EMMA HELBERGS TAGEBUCH Das Zentrum des Universums hat sich verschoben

Eine Woche ist vergangen seit dem unfassbaren Anschlag. Eine Woche voller Trauer und Leid. In New York ist eine seltsame Ruhe eingekehrt.

Dienstag, 18. September 2001 19:19 (MESZ)

Eine woche ist vergangen seit dem 11. september. eine lange woche des leidens, des wartens und der angst. immer wieder werde ich gefragt, wie es mir gehe. Und jedesmal faellt es mir schwer, darauf eine antwort zu finden. geht es mir gut? nein, gut gehen tut es mir sicher nicht. aber ich bin unverletzt und lebendig, habe weder familie noch wohnung verloren, also geht es mir verglichenermassen 'gut'. doch um das auszudruecken, was in meinem kopf vorgeht, fehlen mir die worte. mein vokabular reicht nicht aus, um jene gedanken zu beschreiben, die mich verfolgen. sicher hilft es, mit freunden zu reden. nichts anderes tun wir seit der letzten woche. wir sind alle naeher zusammengerueckt. gegenseitig versuchen wir uns ein wenig aufzuheitern oder zu troesten, vorallem nicht allein zu sein. die ganze tragik hat viele emotionen freigesetzt.

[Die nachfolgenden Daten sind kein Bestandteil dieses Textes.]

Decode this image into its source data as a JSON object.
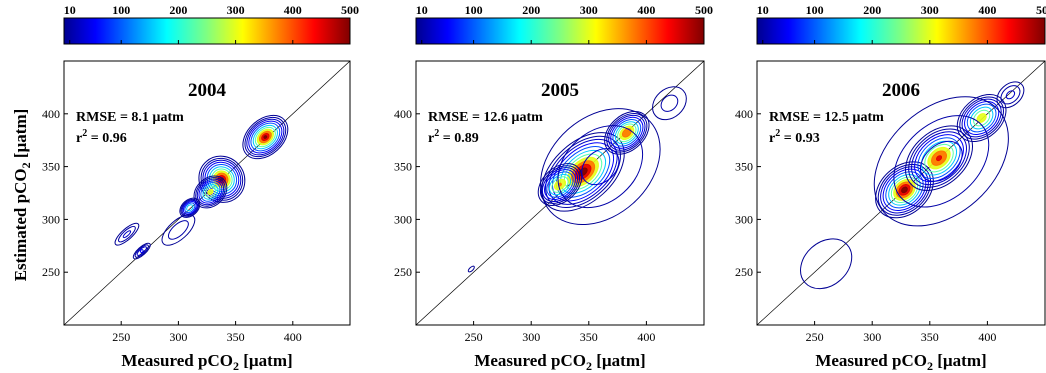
{
  "figure": {
    "ylabel_main": "Estimated pCO",
    "ylabel_sub": "2",
    "ylabel_unit": " [µatm]",
    "xlabel_main": "Measured pCO",
    "xlabel_sub": "2",
    "xlabel_unit": " [µatm]",
    "colorbar": {
      "ticks": [
        10,
        100,
        200,
        300,
        400,
        500
      ],
      "min": 0,
      "max": 500,
      "colormap": "jet"
    }
  },
  "chart_data": [
    {
      "type": "heatmap",
      "title": "2004",
      "rmse_text": "RMSE = 8.1 µatm",
      "r2_label": "r",
      "r2_sup": "2",
      "r2_value": " = 0.96",
      "xlim": [
        200,
        450
      ],
      "ylim": [
        200,
        450
      ],
      "xticks": [
        250,
        300,
        350,
        400
      ],
      "yticks": [
        250,
        300,
        350,
        400
      ],
      "reference_line": "1:1",
      "density_clusters": [
        {
          "x": 376,
          "y": 378,
          "sx": 8,
          "sy": 6,
          "peak": 500
        },
        {
          "x": 338,
          "y": 338,
          "sx": 7,
          "sy": 8,
          "peak": 500
        },
        {
          "x": 328,
          "y": 326,
          "sx": 6,
          "sy": 5,
          "peak": 330
        },
        {
          "x": 310,
          "y": 311,
          "sx": 4,
          "sy": 3,
          "peak": 220
        },
        {
          "x": 268,
          "y": 270,
          "sx": 5,
          "sy": 2,
          "peak": 60
        },
        {
          "x": 255,
          "y": 286,
          "sx": 8,
          "sy": 3,
          "peak": 40
        },
        {
          "x": 300,
          "y": 290,
          "sx": 12,
          "sy": 6,
          "peak": 30
        }
      ]
    },
    {
      "type": "heatmap",
      "title": "2005",
      "rmse_text": "RMSE = 12.6 µatm",
      "r2_label": "r",
      "r2_sup": "2",
      "r2_value": " = 0.89",
      "xlim": [
        200,
        450
      ],
      "ylim": [
        200,
        450
      ],
      "xticks": [
        250,
        300,
        350,
        400
      ],
      "yticks": [
        250,
        300,
        350,
        400
      ],
      "reference_line": "1:1",
      "density_clusters": [
        {
          "x": 345,
          "y": 345,
          "sx": 15,
          "sy": 10,
          "peak": 520
        },
        {
          "x": 383,
          "y": 382,
          "sx": 8,
          "sy": 6,
          "peak": 440
        },
        {
          "x": 325,
          "y": 333,
          "sx": 8,
          "sy": 6,
          "peak": 380
        },
        {
          "x": 360,
          "y": 350,
          "sx": 35,
          "sy": 28,
          "peak": 40
        },
        {
          "x": 420,
          "y": 410,
          "sx": 12,
          "sy": 10,
          "peak": 25
        },
        {
          "x": 248,
          "y": 253,
          "sx": 4,
          "sy": 2,
          "peak": 14
        }
      ]
    },
    {
      "type": "heatmap",
      "title": "2006",
      "rmse_text": "RMSE = 12.5 µatm",
      "r2_label": "r",
      "r2_sup": "2",
      "r2_value": " = 0.93",
      "xlim": [
        200,
        450
      ],
      "ylim": [
        200,
        450
      ],
      "xticks": [
        250,
        300,
        350,
        400
      ],
      "yticks": [
        250,
        300,
        350,
        400
      ],
      "reference_line": "1:1",
      "density_clusters": [
        {
          "x": 328,
          "y": 328,
          "sx": 10,
          "sy": 8,
          "peak": 520
        },
        {
          "x": 358,
          "y": 358,
          "sx": 12,
          "sy": 9,
          "peak": 460
        },
        {
          "x": 395,
          "y": 396,
          "sx": 9,
          "sy": 7,
          "peak": 340
        },
        {
          "x": 360,
          "y": 355,
          "sx": 40,
          "sy": 30,
          "peak": 40
        },
        {
          "x": 420,
          "y": 418,
          "sx": 8,
          "sy": 6,
          "peak": 40
        },
        {
          "x": 260,
          "y": 258,
          "sx": 30,
          "sy": 25,
          "peak": 14
        }
      ]
    }
  ]
}
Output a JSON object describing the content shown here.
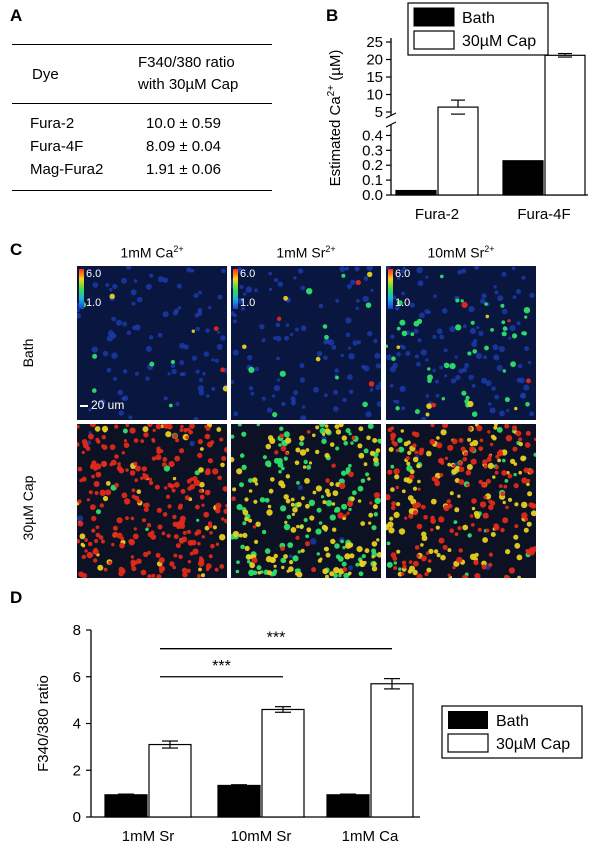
{
  "panelA": {
    "letter": "A",
    "header_dye": "Dye",
    "header_ratio_line1": "F340/380 ratio",
    "header_ratio_line2": "with 30µM Cap",
    "rows": [
      {
        "dye": "Fura-2",
        "value": "10.0 ± 0.59"
      },
      {
        "dye": "Fura-4F",
        "value": "8.09 ± 0.04"
      },
      {
        "dye": "Mag-Fura2",
        "value": "1.91 ± 0.06"
      }
    ]
  },
  "panelB": {
    "letter": "B",
    "ylabel_prefix": "Estimated Ca",
    "ylabel_sup": "2+",
    "ylabel_suffix": " (µM)",
    "legend": [
      "Bath",
      "30µM Cap"
    ]
  },
  "panelC": {
    "letter": "C",
    "col_titles": [
      {
        "base": "1mM Ca",
        "sup": "2+"
      },
      {
        "base": "1mM Sr",
        "sup": "2+"
      },
      {
        "base": "10mM Sr",
        "sup": "2+"
      }
    ],
    "row_labels": [
      "Bath",
      "30µM Cap"
    ],
    "colorbar_high": "6.0",
    "colorbar_low": "1.0",
    "scale_bar": "20 um"
  },
  "panelD": {
    "letter": "D",
    "ylabel": "F340/380 ratio",
    "legend": [
      "Bath",
      "30µM Cap"
    ],
    "sig_labels": [
      "***",
      "***"
    ]
  },
  "chart_data": [
    {
      "type": "bar",
      "panel": "B",
      "categories": [
        "Fura-2",
        "Fura-4F"
      ],
      "series": [
        {
          "name": "Bath",
          "values": [
            0.03,
            0.23
          ],
          "errors": [
            0,
            0
          ],
          "color": "#000000"
        },
        {
          "name": "30µM Cap",
          "values": [
            6.4,
            21.2
          ],
          "errors": [
            2.0,
            0.5
          ],
          "color": "#ffffff"
        }
      ],
      "ylabel": "Estimated Ca2+ (µM)",
      "broken_axis": true,
      "lower_ylim": [
        0,
        0.45
      ],
      "lower_yticks": [
        0.0,
        0.1,
        0.2,
        0.3,
        0.4
      ],
      "upper_ylim": [
        5,
        25
      ],
      "upper_yticks": [
        5,
        10,
        15,
        20,
        25
      ],
      "legend": "top"
    },
    {
      "type": "bar",
      "panel": "D",
      "categories": [
        "1mM Sr",
        "10mM Sr",
        "1mM Ca"
      ],
      "series": [
        {
          "name": "Bath",
          "values": [
            0.95,
            1.35,
            0.95
          ],
          "errors": [
            0.03,
            0.03,
            0.03
          ],
          "color": "#000000"
        },
        {
          "name": "30µM Cap",
          "values": [
            3.1,
            4.6,
            5.7
          ],
          "errors": [
            0.15,
            0.12,
            0.22
          ],
          "color": "#ffffff"
        }
      ],
      "ylabel": "F340/380 ratio",
      "ylim": [
        0,
        8
      ],
      "yticks": [
        0,
        2,
        4,
        6,
        8
      ],
      "legend": "right",
      "significance": [
        {
          "from": "1mM Sr",
          "to": "10mM Sr",
          "label": "***"
        },
        {
          "from": "1mM Sr",
          "to": "1mM Ca",
          "label": "***"
        }
      ]
    }
  ],
  "colors": {
    "bath_bar": "#000000",
    "cap_bar": "#ffffff",
    "micro_background": "#0a1a3c",
    "cell_blue": "#1d3fb5",
    "cell_green": "#2ee06a",
    "cell_yellow": "#e8d020",
    "cell_red": "#e02a1a"
  }
}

Wir sitzen staendig zusammen, diskutieren ueber die ereignisse, die moeglichen folgen und die daraus zu ziehenden konsequenzen. eine norwegische freundin von mir ueberlegt abzureisen. ein freund aus daenemark wird vorerst bleiben. was ich machen werde, weiss ich noch immer nicht. wenn es ueberhaupt etwas positives gibt, das die grausamen ereignisse der letzten woche bewirkt haben, ist es sicher das menschliche miteinander. hier in new york hat es sich wirklich unglaublich veraendert. die menschen sind aufmerksam geworden, sie verhalten sich umsichtig - fast aufopfernd. fuer einen moment vergessen sie sogar ihre sonst so stark ausgepraegte egozentrik und zum ersten mal dreht sich die welt nicht mehr einzig und allein um ihr eigenes bescheidenes wohl. das zentrum des universums hat sich verschoben. das tut gut und ist erholsam. ich hoffe, dass dies nicht nur eine kurzzeiterscheinung ist.

Mittwoch, 19. September 2001 03:33 (MESZ)

Vor ein paar stunden ist mein freund aus deutschland wieder gen heimat aufgebrochen. es war ein merkwuerdiges gefuehl zu wissen, dass er nun in kurzer zeit wieder in meiner heimatstadt sein wird. und in gewisser weise dem ganzen entflohen ist. Natuerlich weiss auch ich, dass ich genau das selbe tun kann: ein flugticket kaufen, ins naechste taxi steigen und gen hamburg fliegen. aber ganz so leicht ist es nicht. schliesslich habe ich mir hier ein leben aufgebaut. So etwas aufzugeben, ist nicht einfach. ich mache mirweiterhin viele gedanken, was momentan die beste loesung ist.

In die stadt ist eine angespannte ruhe eingekehrt. falls es so etwas gibt. ich weiss, dass es widerspruechlich ist und keinen sinn macht. aber was macht momentan schon sinn?! was ich meine, ist ein oberflaechlicher frieden, der jedoch nicht auf erleichternden neuigkeiten aufbaut, sondern aus muedigkeit und hoffnung entstanden ist. Vielleicht spielen wir uns alle eine normalitaet vor, um selber daran zu glauben. aber hoffen, dass es so ist, das tu ich auch.